House Bill 628, codified at RSA 151:16-c, provides that health care facilities licensed under RSA 151 “shall, when acting in good faith, disclose employment information regarding misconduct and competency about a health care worker upon request of a prospective or current employer.” (emphasis added). In short, this statute specifically requires facilities to disclose information regarding a former employee’s misconduct or competency. Facilities that fail to comply with this statute are subject to penalties by the NH Department of Health and Human Services, including administrative fines or adverse licensure actions.
Although many are applauding this protective legislation, some are concerned about ambiguities in the statute. For example, the statute does not define “misconduct” or “competency.” Does misconduct include a violation of an employer’s tardiness policy? Furthermore, the statute does not limit the disclosure of misconduct to that for which the employee was actually disciplined. Similarly, the statute does not limit disclosure of competency issues to those for which the employee was actually cited or placed on a plan of correction or proctoring. These undefined and amorphous terms conceivably require health care employers to disclose anything negative in the employment files of its former employees.
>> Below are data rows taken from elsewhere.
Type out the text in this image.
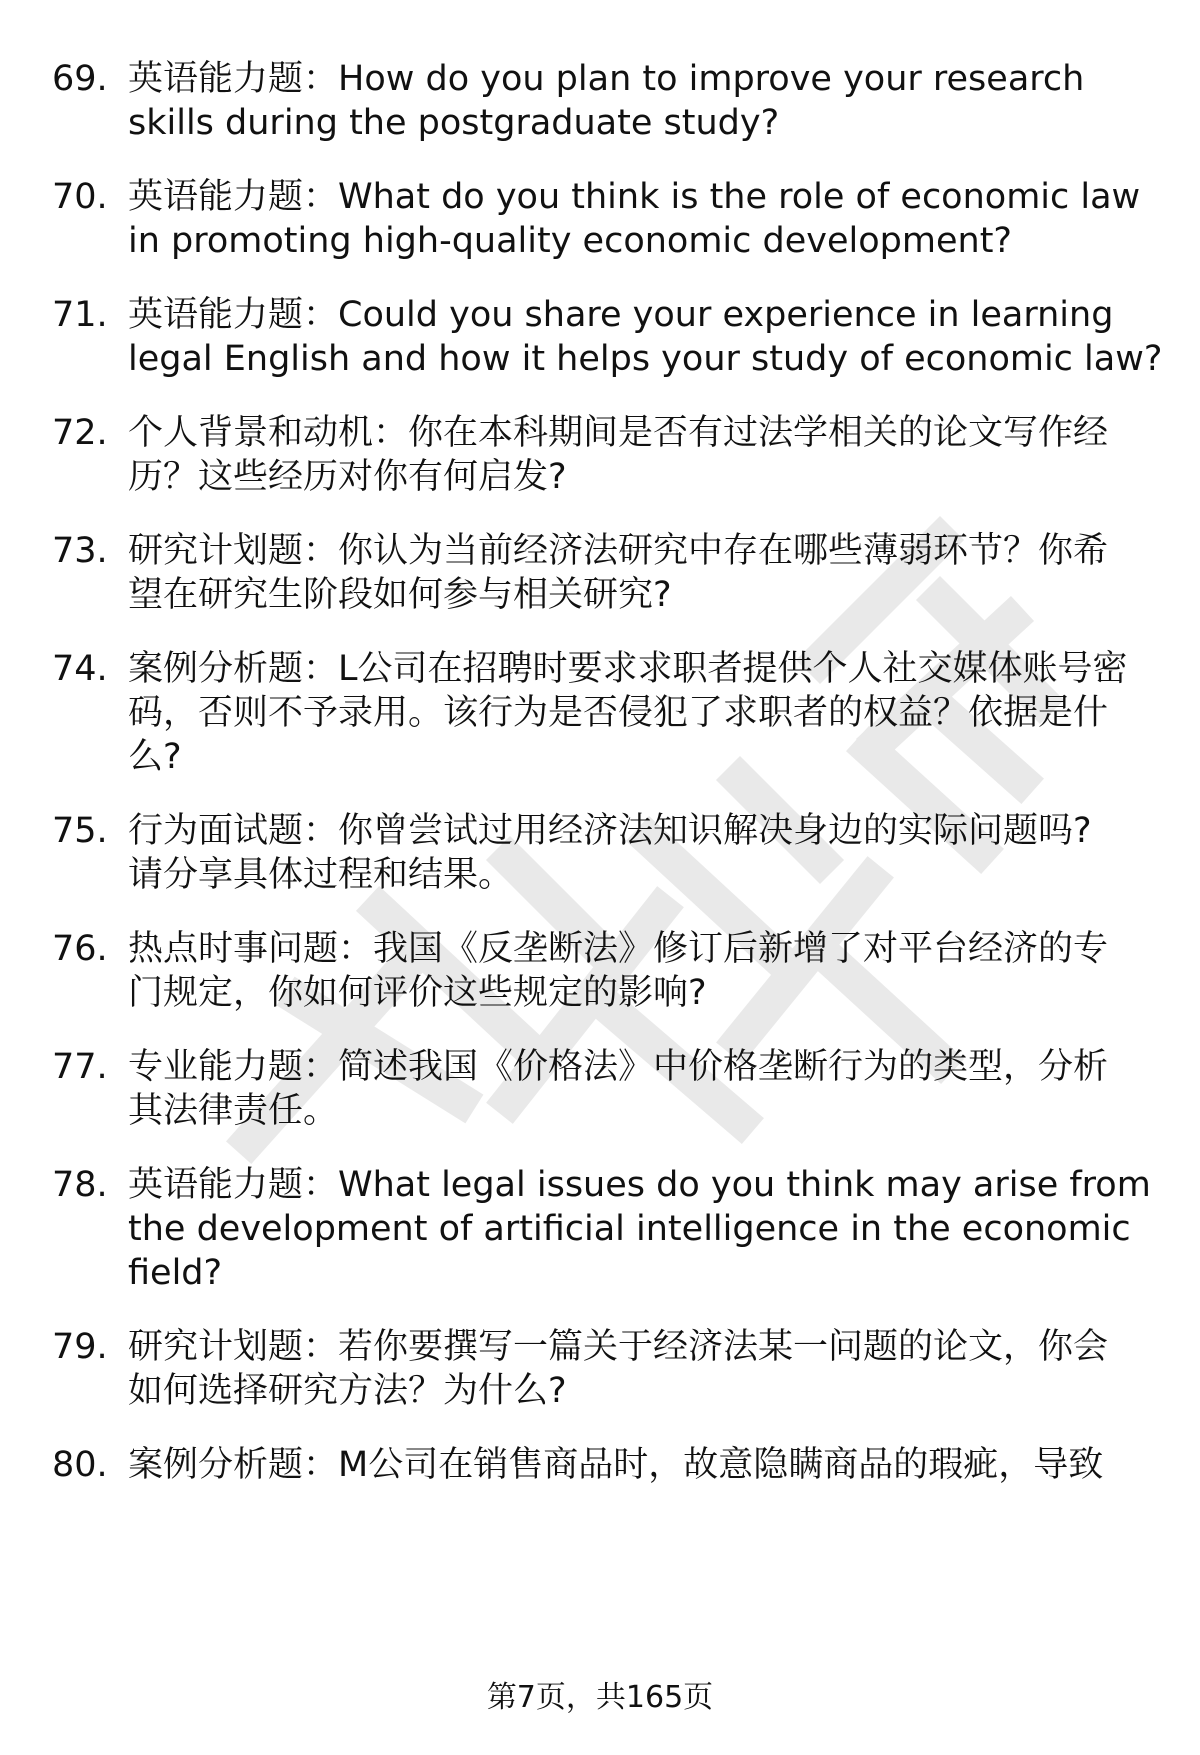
69. 英语能力题：How do you plan to improve your research
skills during the postgraduate study?
70. 英语能力题：What do you think is the role of economic law
in promoting high-quality economic development?
71. 英语能力题：Could you share your experience in learning
legal English and how it helps your study of economic law?
72. 个人背景和动机：你在本科期间是否有过法学相关的论文写作经
历？这些经历对你有何启发?
73. 研究计划题：你认为当前经济法研究中存在哪些薄弱环节？你希
望在研究生阶段如何参与相关研究?
74. 案例分析题：L公司在招聘时要求求职者提供个人社交媒体账号密
码，否则不予录用。该行为是否侵犯了求职者的权益？依据是什
么?
75. 行为面试题：你曾尝试过用经济法知识解决身边的实际问题吗?
请分享具体过程和结果。
76. 热点时事问题：我国《反垄断法》修订后新增了对平台经济的专
门规定，你如何评价这些规定的影响?
77. 专业能力题：简述我国《价格法》中价格垄断行为的类型，分析
其法律责任。
78. 英语能力题：What legal issues do you think may arise from
the development of artificial intelligence in the economic
field?
79. 研究计划题：若你要撰写一篇关于经济法某一问题的论文，你会
如何选择研究方法？为什么?
80. 案例分析题：M公司在销售商品时，故意隐瞒商品的瑕疵，导致
第7页，共165页
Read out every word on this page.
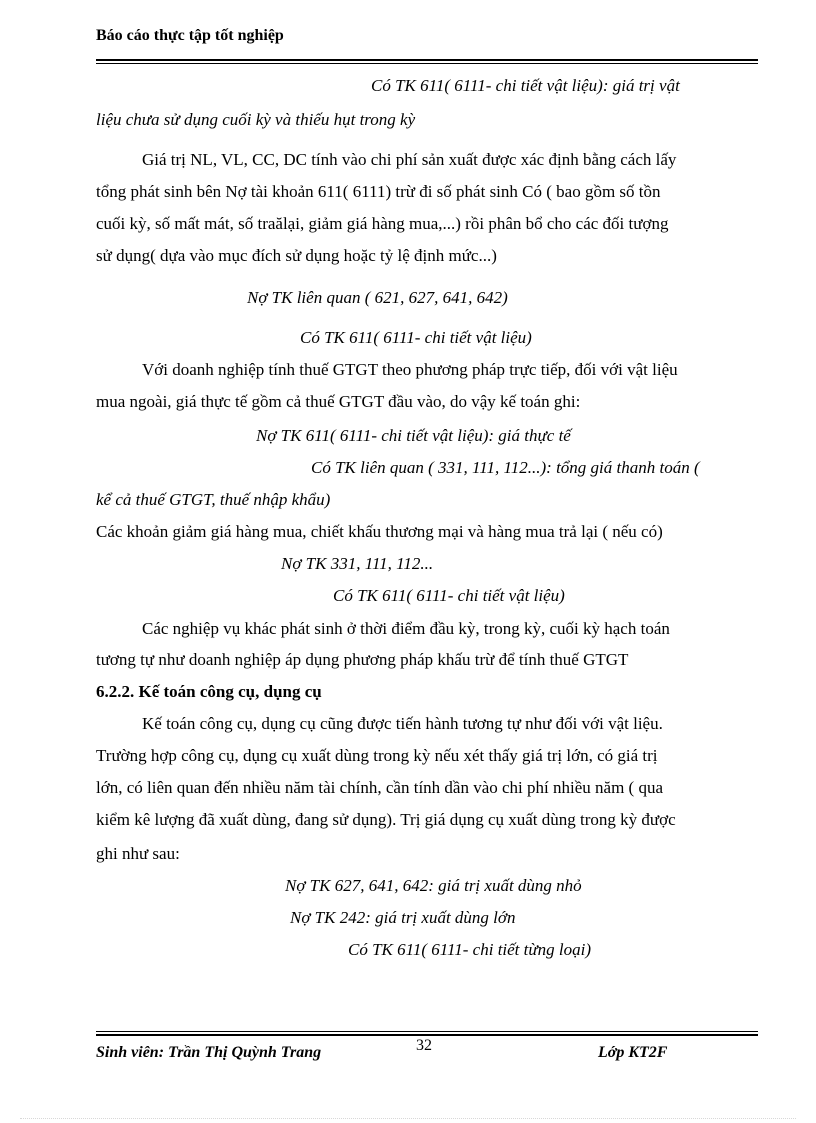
Báo cáo thực tập tốt nghiệp
Có TK 611( 6111- chi tiết vật liệu): giá trị vật
liệu chưa sử dụng cuối kỳ và thiếu hụt trong kỳ
Giá trị NL, VL, CC, DC tính vào chi phí sản xuất được xác định bằng cách lấy
tổng phát sinh bên Nợ tài khoản 611( 6111) trừ đi số phát sinh Có ( bao gồm số tồn
cuối kỳ, số mất mát, số traălại, giảm giá hàng mua,...) rồi phân bổ cho các đối tượng
sử dụng( dựa vào mục đích sử dụng hoặc tỷ lệ định mức...)
Nợ TK liên quan ( 621, 627, 641, 642)
Có TK 611( 6111- chi tiết vật liệu)
Với doanh nghiệp tính thuế GTGT theo phương pháp trực tiếp, đối với vật liệu
mua ngoài, giá thực tế gồm cả thuế GTGT đầu vào, do vậy kế toán ghi:
Nợ TK 611( 6111- chi tiết vật liệu): giá thực tế
Có TK liên quan ( 331, 111, 112...): tổng giá thanh toán (
kể cả thuế GTGT, thuế nhập khẩu)
Các khoản giảm giá hàng mua, chiết khấu thương mại và hàng mua trả lại ( nếu có)
Nợ TK 331, 111, 112...
Có TK 611( 6111- chi tiết vật liệu)
Các nghiệp vụ khác phát sinh ở thời điểm đầu kỳ, trong kỳ, cuối kỳ hạch toán
tương tự như doanh nghiệp áp dụng phương pháp khấu trừ để tính thuế GTGT
6.2.2. Kế toán công cụ, dụng cụ
Kế toán công cụ, dụng cụ cũng được tiến hành tương tự như đối với vật liệu.
Trường hợp công cụ, dụng cụ xuất dùng trong kỳ nếu xét thấy giá trị lớn, có giá trị
lớn, có liên quan đến nhiều năm tài chính, cần tính dần vào chi phí nhiều năm ( qua
kiểm kê lượng đã xuất dùng, đang sử dụng). Trị giá dụng cụ xuất dùng trong kỳ được
ghi như sau:
Nợ TK 627, 641, 642: giá trị xuất dùng nhỏ
Nợ TK 242: giá trị xuất dùng lớn
Có TK 611( 6111- chi tiết từng loại)
Sinh viên: Trần Thị Quỳnh Trang	32	Lớp KT2F
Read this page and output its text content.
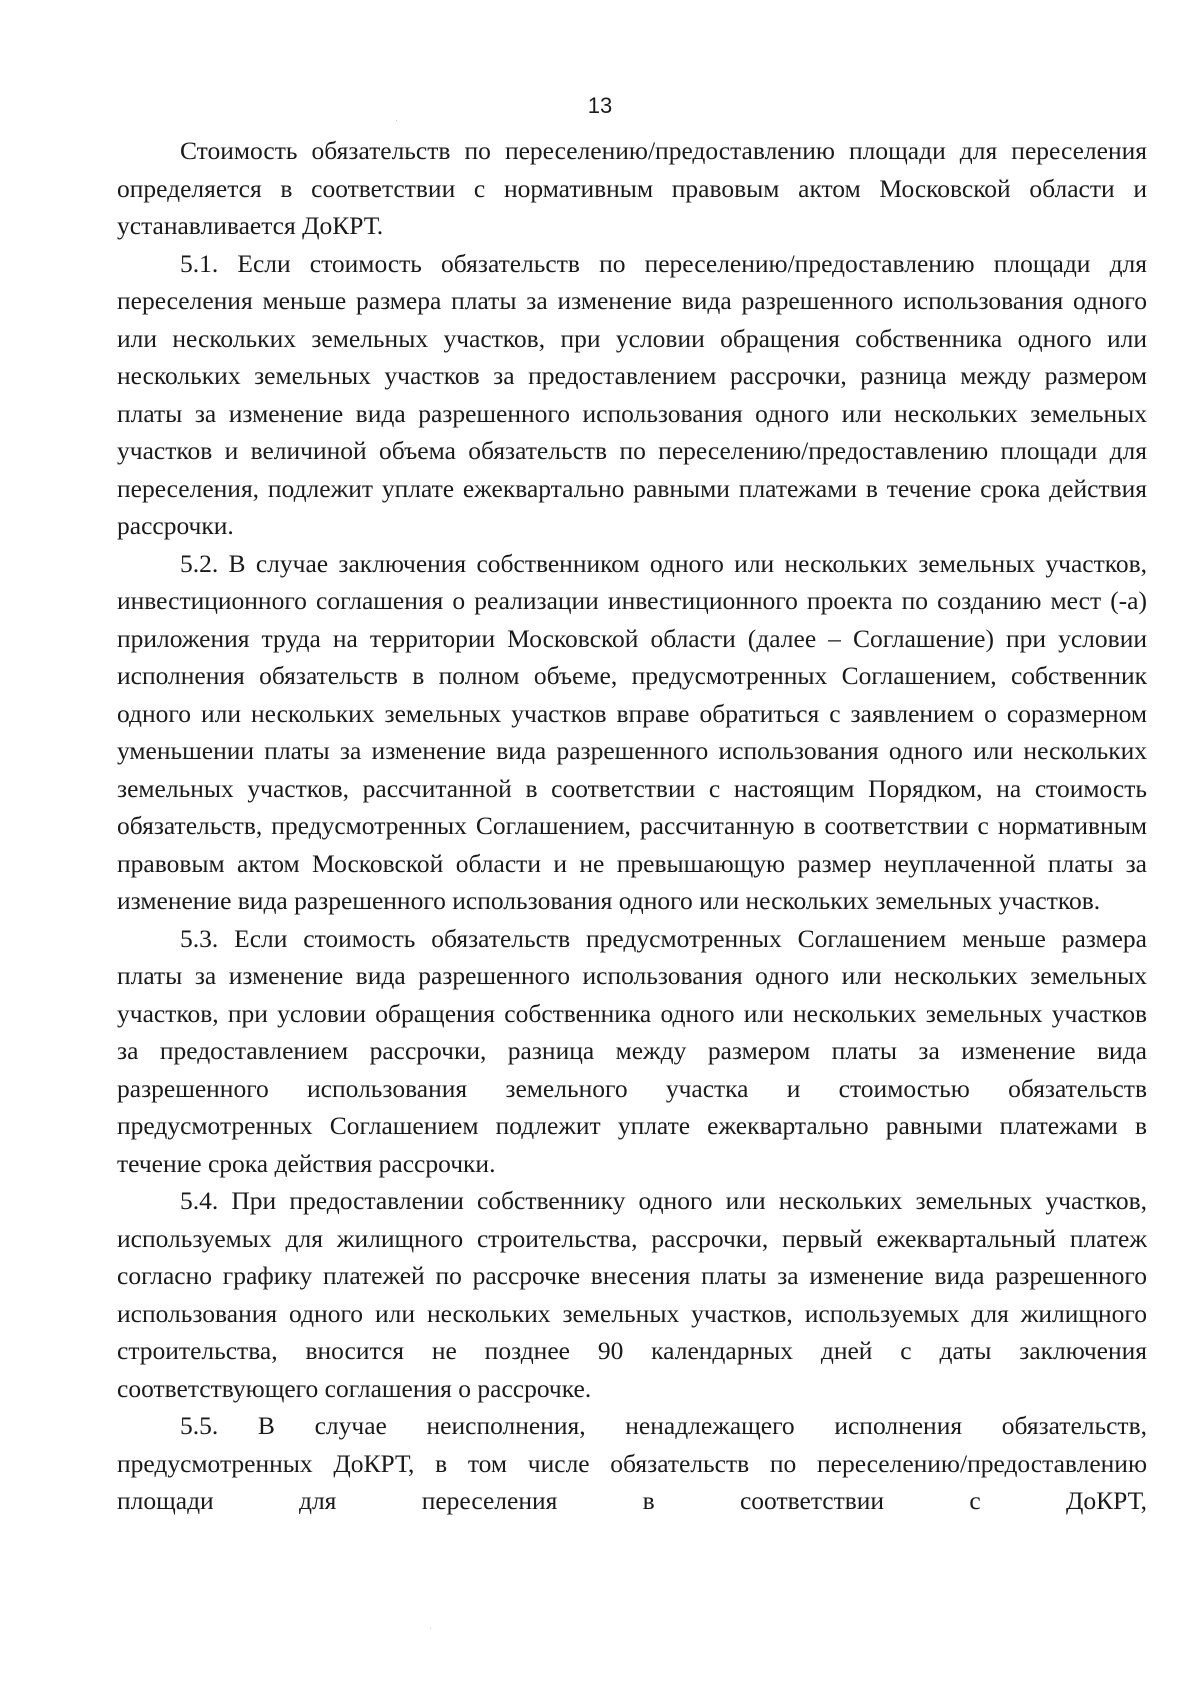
13

Стоимость обязательств по переселению/предоставлению площади для переселения определяется в соответствии с нормативным правовым актом Московской области и устанавливается ДоКРТ.

5.1. Если стоимость обязательств по переселению/предоставлению площади для переселения меньше размера платы за изменение вида разрешенного использования одного или нескольких земельных участков, при условии обращения собственника одного или нескольких земельных участков за предоставлением рассрочки, разница между размером платы за изменение вида разрешенного использования одного или нескольких земельных участков и величиной объема обязательств по переселению/предоставлению площади для переселения, подлежит уплате ежеквартально равными платежами в течение срока действия рассрочки.

5.2. В случае заключения собственником одного или нескольких земельных участков, инвестиционного соглашения о реализации инвестиционного проекта по созданию мест (-а) приложения труда на территории Московской области (далее – Соглашение) при условии исполнения обязательств в полном объеме, предусмотренных Соглашением, собственник одного или нескольких земельных участков вправе обратиться с заявлением о соразмерном уменьшении платы за изменение вида разрешенного использования одного или нескольких земельных участков, рассчитанной в соответствии с настоящим Порядком, на стоимость обязательств, предусмотренных Соглашением, рассчитанную в соответствии с нормативным правовым актом Московской области и не превышающую размер неуплаченной платы за изменение вида разрешенного использования одного или нескольких земельных участков.

5.3. Если стоимость обязательств предусмотренных Соглашением меньше размера платы за изменение вида разрешенного использования одного или нескольких земельных участков, при условии обращения собственника одного или нескольких земельных участков за предоставлением рассрочки, разница между размером платы за изменение вида разрешенного использования земельного участка и стоимостью обязательств предусмотренных Соглашением подлежит уплате ежеквартально равными платежами в течение срока действия рассрочки.

5.4. При предоставлении собственнику одного или нескольких земельных участков, используемых для жилищного строительства, рассрочки, первый ежеквартальный платеж согласно графику платежей по рассрочке внесения платы за изменение вида разрешенного использования одного или нескольких земельных участков, используемых для жилищного строительства, вносится не позднее 90 календарных дней с даты заключения соответствующего соглашения о рассрочке.

5.5. В случае неисполнения, ненадлежащего исполнения обязательств, предусмотренных ДоКРТ, в том числе обязательств по переселению/предоставлению площади для переселения в соответствии с ДоКРТ,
In addition, the statute appears to exclude a large segment of health care workers that it was seemingly designed to address – including traveling contractors who are not actually employed by facilities. Since the law refers to the disclosure of “employment information,” does this include information about a health care worker who is retained by a facility as an independent contractor? Moreover, the statute does not apply to non-employee physicians or health professionals who are members of a hospital’s medical staff and who are closely monitored by the hospital’s credentials committee for misconduct and competency.
Importantly, the law grants immunity from civil liability to facilities and their directors and employees who provide this employment information to prospective or current employers unless “it is alleged and proven that the information disclosed was false and disclosed with knowledge that such information was false.” To avail themselves of immunity protection, facilities must carefully review a former employee’s file to ensure that they are satisfied that the information is truthful before disclosing it. Otherwise, they may be subject to defamation liability.
Best Practices for Compliance
RSA 151:16-c takes effect on Jan. 1, 2017. Accordingly, health care facilities should promptly examine their internal policies to ensure compliance with this new law. They should also train HR staff members regarding their affirmative duty to disclose employment information. They should also design a process for verifying the truthfulness of potentially relevant information in a former employee’s file in order to ensure immunity under the statute. Finally, they should confer with legal counsel if they have questions about the extent of their reporting obligations or need assistance with policy drafting or review.
Jason D. Gregoire is a health care attorney at Sheehan Phinney Bass & Green in Manchester. He represents health care facilities of all types in regulatory compliance and patient care matters.